HPE seals $14Bn Juniper deal, doubles networking business

TEXAS, UNITED STATES — Hewlett Packard Enterprise (HPE) has closed its US$14 billion acquisition of Juniper Networks, creating what CEO Antonio Neri calls “a new era for HPE… at the epicenter of the transformation of IT, where AI and networking are converging.”
The deal, first announced in January 2024, merges HPE’s Aruba networking, compute, storage and hybrid-cloud lines with Juniper’s AI-native routers, switches and firewalls, giving customers a single, cloud-native stack from silicon to software.
Juniper’s former chief executive Rami Rahim, now head of the enlarged HPE Networking unit, added that the combined team “will provide customers and partners with a secure network that is purpose-built with AI and for AI.”
The transaction immediately doubles the size of HPE’s networking revenue base and enlarges its total addressable market to include data-center switching, service-provider routing and SASE security.

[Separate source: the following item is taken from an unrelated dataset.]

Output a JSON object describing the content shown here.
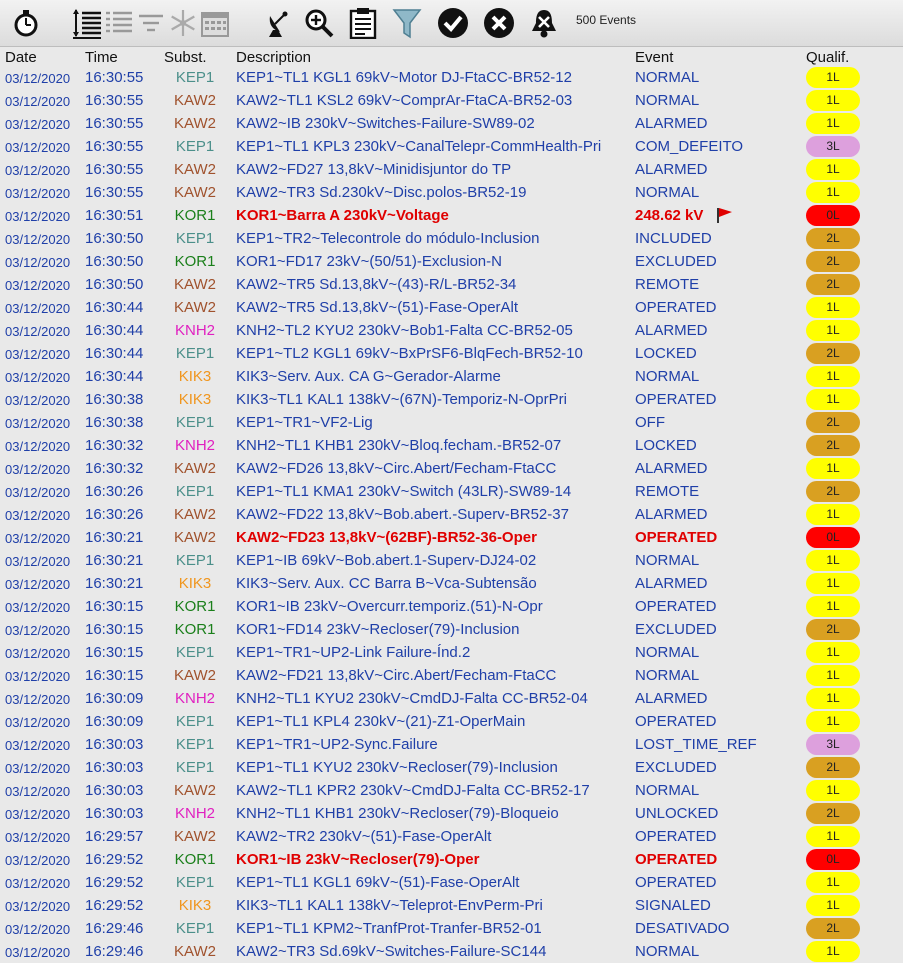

Global footprint and services
HPE, headquartered in Spring, Texas, now does edge-to-cloud services, high-performance computing and financial services in more than 150 countries and employs about 61,000 people.
Meanwhile, Juniper, based in Sunnyvale, California, brings roughly 11,000 staff and operations spanning over 150 countries, with strengths in carrier-grade routing, campus switching, Wi-Fi, network security and AIOps software.
Together, the companies serve enterprises, telecom operators and public-sector clients across North America, Europe, Asia-Pacific, the Middle East and Africa.
Financial upside for shareholders
The integration is projected to be accretive to HPE’s earnings in the first year post-close, with the combined networking business contributing more than half of the company’s total operating income.
The expanded company now has enhanced research and development capabilities, a broader installed base, and the scale to drive faster innovation across networking, hybrid cloud, and AI markets.